Besides publicity for the movement to save Darfur, “you have to consider that [divestment] otherwise will not have a lot of effect,” Weiss argued.
Weiss said that even the United States government’s proposal — to replace African Union troops with UN troops — would be ineffective because of what he characterized as UN troops’ relative impotence.
“They’ll take more notes about bad things happening … but that’s about all they can do,” he said.
Still, Weiss, who will teach a spring course on genocidal regimes including Sudan, was optimistic about the University’s decision to divest.
“Symbols can in fact inspire people and can have results down the line,” he said.
Nationally, Portland, Maine-based activist Wells Staley-Mays is part of the movement to help the people of Darfur.
According to Staley-Mays, Portland is home to one of America’s largest populations of tribespeople from Darfur.

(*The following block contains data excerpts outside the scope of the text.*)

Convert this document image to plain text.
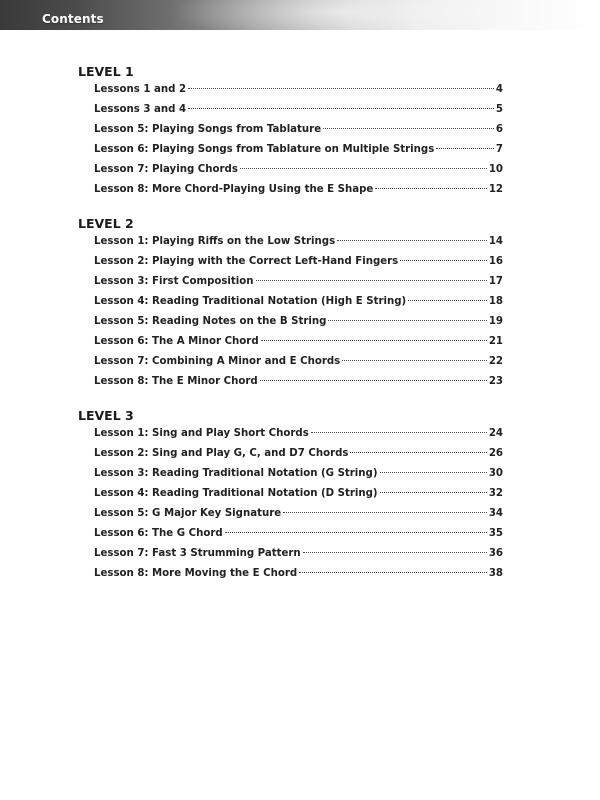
Contents
LEVEL 1
Lessons 1 and 2	4
Lessons 3 and 4	5
Lesson 5: Playing Songs from Tablature	6
Lesson 6: Playing Songs from Tablature on Multiple Strings	7
Lesson 7: Playing Chords	10
Lesson 8: More Chord-Playing Using the E Shape	12
LEVEL 2
Lesson 1: Playing Riffs on the Low Strings	14
Lesson 2: Playing with the Correct Left-Hand Fingers	16
Lesson 3: First Composition	17
Lesson 4: Reading Traditional Notation (High E String)	18
Lesson 5: Reading Notes on the B String	19
Lesson 6: The A Minor Chord	21
Lesson 7: Combining A Minor and E Chords	22
Lesson 8: The E Minor Chord	23
LEVEL 3
Lesson 1: Sing and Play Short Chords	24
Lesson 2: Sing and Play G, C, and D7 Chords	26
Lesson 3: Reading Traditional Notation (G String)	30
Lesson 4: Reading Traditional Notation (D String)	32
Lesson 5: G Major Key Signature	34
Lesson 6: The G Chord	35
Lesson 7: Fast 3 Strumming Pattern	36
Lesson 8: More Moving the E Chord	38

With the help of organizations like the Portland NAACP, and PeaceAction Maine, activists spurred both houses of the state legislature to unanimous votes to divest $50 million from 18 companies that operate in Sudan.
The state pension fund, which would have to undertake the massive operation once the legislation passed, balked at first according to Staley-Mays.
“There was real resistance on the part of the Maine State Retirement System administration and employees,” Staley-Mays said.
However, less than one half of one percent of the pension fund was tied up in the barred companies, and the legislation gave the pension fund 18 months to divest.
Staley-Mays said that an appeal to the Republican Party’s origins in Abraham Lincoln and the abolition of slavery was instrumental in successfully lobbying for the legislation. In addition to the atrocities being committed in Darfur, Sudan is one of the worlds most active slave-trading countries, with Arabs from the north enslaving and trafficking in black Africans from the south. The south was in rebellion against the north from 1983 through 2005.
In South Africa in the 1980s, Staley-Mays said, divestment was crucial to ending apartheid.
In the case of Sudan, he said, “It deprives Sudan of the money they use to purchase the weapons they use against the South and the West.”